Ath: Ce samedi Philippe Guignet donnera une conférence sur le Hainaut (24/03/2023)

1.jpgSamedi 25 mars 2023 à 15 heures, à la Maison Culturelle d’Ath (château burbant) : Economie, société et vie religieuse d’une province, le Hainaut (XVIIe et XVIIIe siècle) par Philippe Guignet, professeur honoraire à l’Université de Lille, président de la Commission Historique du Nord.

Le Hainaut, cette province de taille moyenne (un peu plus de 5000 km²) ne fut pas un pays de cocagne, même si les représentations traditionnelles évoquent une civilisation attachante où il fait bon vivre. En vérité, il faut, en se gardant des généralisations hâtives, avoir conscience des grandes scansions conjoncturelles.

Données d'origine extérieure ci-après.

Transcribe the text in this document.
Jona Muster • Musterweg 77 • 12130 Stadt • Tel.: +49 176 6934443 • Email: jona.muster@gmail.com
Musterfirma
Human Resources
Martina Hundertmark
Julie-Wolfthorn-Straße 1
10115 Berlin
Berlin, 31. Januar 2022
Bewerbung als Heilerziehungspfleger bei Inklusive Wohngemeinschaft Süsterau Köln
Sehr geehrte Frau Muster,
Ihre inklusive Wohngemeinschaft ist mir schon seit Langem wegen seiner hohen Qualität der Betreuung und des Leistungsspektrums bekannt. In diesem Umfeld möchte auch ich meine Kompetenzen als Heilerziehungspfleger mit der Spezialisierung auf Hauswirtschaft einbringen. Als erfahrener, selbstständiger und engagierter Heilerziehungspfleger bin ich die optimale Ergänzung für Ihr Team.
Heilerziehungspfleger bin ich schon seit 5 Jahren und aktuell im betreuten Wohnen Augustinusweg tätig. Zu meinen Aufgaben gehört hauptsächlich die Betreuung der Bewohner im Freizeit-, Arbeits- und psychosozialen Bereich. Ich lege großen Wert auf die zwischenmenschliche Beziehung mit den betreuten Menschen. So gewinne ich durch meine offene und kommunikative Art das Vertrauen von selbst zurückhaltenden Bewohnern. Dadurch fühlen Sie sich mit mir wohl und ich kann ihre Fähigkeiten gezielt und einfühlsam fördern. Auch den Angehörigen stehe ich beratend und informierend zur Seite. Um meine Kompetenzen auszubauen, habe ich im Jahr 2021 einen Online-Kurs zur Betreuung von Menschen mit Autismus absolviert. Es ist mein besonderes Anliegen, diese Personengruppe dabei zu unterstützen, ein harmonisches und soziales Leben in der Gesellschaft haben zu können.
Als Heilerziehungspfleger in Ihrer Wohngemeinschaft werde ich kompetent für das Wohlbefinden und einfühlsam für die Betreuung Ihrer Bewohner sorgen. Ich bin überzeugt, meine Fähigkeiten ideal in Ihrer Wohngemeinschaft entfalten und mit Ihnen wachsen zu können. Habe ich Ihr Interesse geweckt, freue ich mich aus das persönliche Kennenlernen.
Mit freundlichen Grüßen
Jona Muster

Après l’étiage démographique de la fin du XVIe siècle, la société du Hainaut connut une croissance à propos de laquelle on peut parler de « Trente Glorieuses » du XVIIe siècle entre 1600 et 1630 (dates rondes). Puis s’impose une conjoncture qui sans être toujours noire, fut pour le moins grise. Les difficultés furent en effet aggravées par l’entrée en guerre de la France contre l’Espagne en 1635. Les perdants furent les artisans, les petits paysans qui subissent une dégradation de leurs conditins de vie. Les groupes sociaux médians souffrirent également, alors que les « gros censiers » qui louent des dizaines d’hectares, prennent à ferme les droits seigneuriaux et la dîme dominent le monde paysan. Dans les villes, une volonté de reprise en main et d’encadrement des populations par le renforcement des structures corporatives se manifeste avec de grands Magistrats devenus de fermes tuteurs du dispositif corporatif. Dans les cités marchandes, les négociants qui pour la plupart font commerce de tout (grains, bois, textiles, vins, etc.) sont les maîtres des prix et donc in fine de l’emploi. La pauvreté est toujours obsédante, mais le temps de Charles Quint a légué aux villes un réseau d’Aumônes Générales.

Le beau « XVIIIe siècle » est évidemment clairement décelable dans le Hainaut où la courbe des naissances s’envole dès les années 1720-1730. La prospérité de l’agriculture est un fait avéré. Des blocages structurels commencent à être levés. Dans plusieurs secteurs, la jachère commence à être abandonnée dans le second XVIIIe siècle. On assiste à un apogée des fabriques rurales, à une exurbanisation des activités manufacturières dans maintes cités, tandis que de nouvelles frontières économiques se font jour (découverte du charbon dans le Valenciennois, extraction charbonnière en essor dans le Hainaut belge, affirmation de la vocation dentellière à Valenciennes, Binche, etc).

Le Hainaut enserré en grande partie dans le diocèse de Cambrai fut durement affecté par les troubles politico-religieux des dernières décennies du XVIe siècle. La Contre-Réforme catholique s’y déploie ensuite avec une grande puissance. Outre le réseau de près de 600 paroisses anciennement constituées, l’Église peut compter sur un impressionnant quadrillage d’institutions tenues par le clergé régulier. Les villes du XVIIe siècle sont de surcroît confrontées à une « invasion conventuelle ». Se met en place une Eglise d’action dynamisée par des prélats de combat (Richardot, Buisseret, surtout F. Van der Burch) qui en liaison avec les autorités civiles instaurent un ordre moral (au sens noble du terme) que l’on peut qualifier d’« hispano-tridentin », ou de « burgondo-borroméen ». L ‘alphabétisation qui associe l’enseignement des rudiments, la formation religieuse et la « civilité chrétienne » est au service d’un projet de recatholicisation intégrale de la société. Les jésuites, on ne le répétera jamais assez, furent des acteurs majeurs de cette reconquête des âmes. Les dévotions foisonnent, le mouvement confraternel est en pleine vitalité.

En dépit des mutations, du XVIIIe siècle, ce modèle de chrétienté demeure stable. Le peuple est toujours fervent. C’est un peu l’âge d’or du clergé séculier. Les grandes abbayes dont le recrutement se réduit après 1750 tirent partie de rentes foncières abondantes et sont saisies par la fièvre de la bâtisse. Y a-t-il des amorces de déchristianisation après 1750 ?. Dans le second XVIIIe siècle, les loges maçonniques se multiplient dans le Hainaut, mais à l’époque sont-elles vraiment des lieux de sociabilité hostiles au christianisme ? Beaucoup d ‘historiens en doutent.